Question

How many moles of solute are in 425ml of 3.0M? How many grams of MgCl2 is this?

Answer 1

Number of moles `n approx 1.3` `"mol"`

Amount of mass `m approx 121.4` `"g"`

Explanation:

The formula relating concentration with number of moles and volume is:

`c = frac(n)(V)`

`c` is the concentration, `n` is the number of moles, and `V` is the volume (in litres).

Now, we are given values for the volume and concentration, namely `425` `"mL"` and `3.0` `"M"`.

So let's plug these values into the equation:

`Rightarrow 3.0 = frac(n)(425 * 10^(- 3)) " " "` (volume given in litres)

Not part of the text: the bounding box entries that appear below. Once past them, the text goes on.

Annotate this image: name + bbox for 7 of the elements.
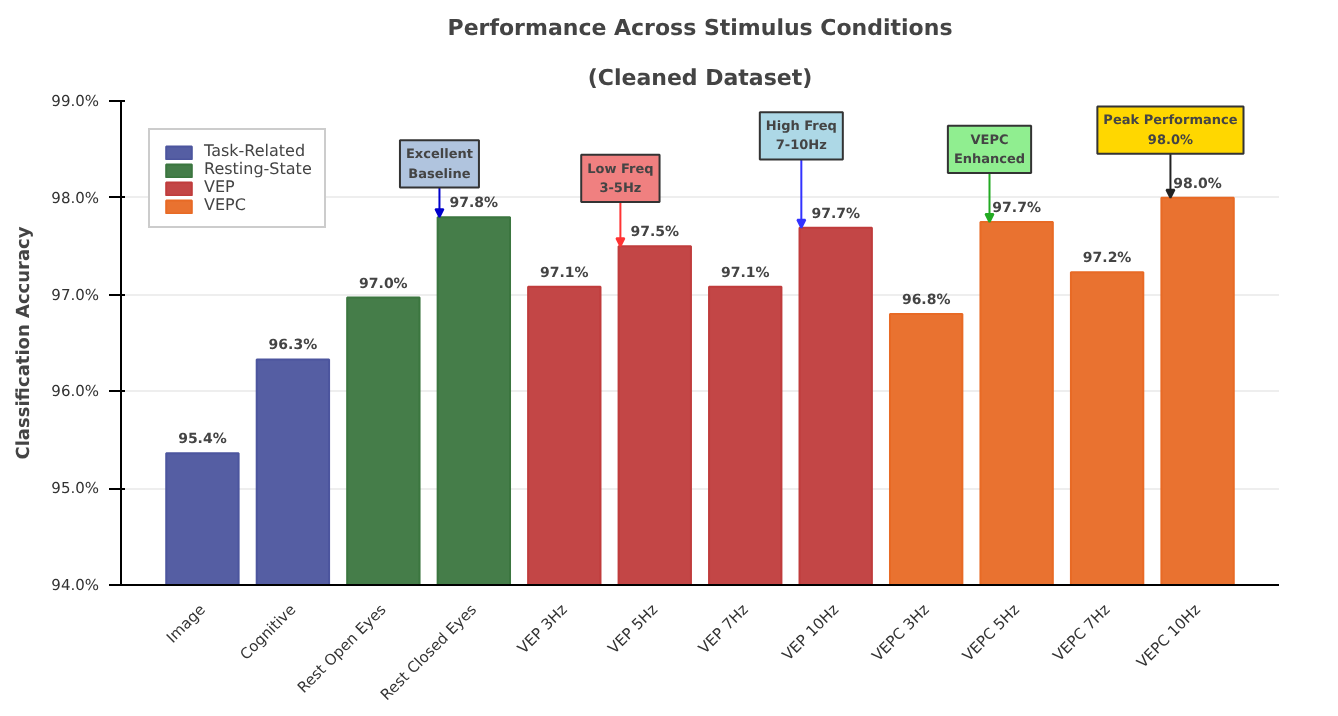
legend-label: VEPC <box>204 196 246 214</box>
legend-label: VEP <box>204 178 237 196</box>
legend-label: Resting-State <box>204 160 312 178</box>
chart-subtitle: (Cleaned Dataset) <box>587 65 813 91</box>
y-axis-title: Classification Accuracy <box>15 226 36 460</box>
legend-label: Task-Related <box>204 142 306 160</box>
chart-title: Performance Across Stimulus Conditions <box>447 15 954 41</box>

`Rightarrow 3.0 = frac(n)(0.425)`

Multiplying both sides by `0.425`:

`Rightarrow 3.0 * 0.425 = frac(n)(0.425) * 0.425`

`therefore n = 1.275` `"mol"`

So, there are around `1.3` moles of solute in `425` `"mL"` of `3.0` `"M"`.

Then, let's find the mass.

Before we can do this, we need to find the molar mass `M_(m)` of `"MgCl"_(2)`:

`Rightarrow M_(m) = (24.305 + 2 * 35.453)` `"g" * "mol"^(- 1)`

`Rightarrow M_(m) = 95.211` `"g" * "mol"^(- 1)`

Now, the formula that relates number of moles to mass and molar mass is:

`n = frac(m)(M_(m))`

`n` is the number of moles, `m` is the mass, and `M_(m)` is the molar mass.

Plugging values into the equation:

`Rightarrow 1.275 = frac(m)(95.211)`

Solving for `m`:

`Rightarrow 1.275 * 95.211 = frac(m)(95.211) * 95.211`

`therefore m = 121.394025` `"g"`

So, the mass is around `121.4` grams.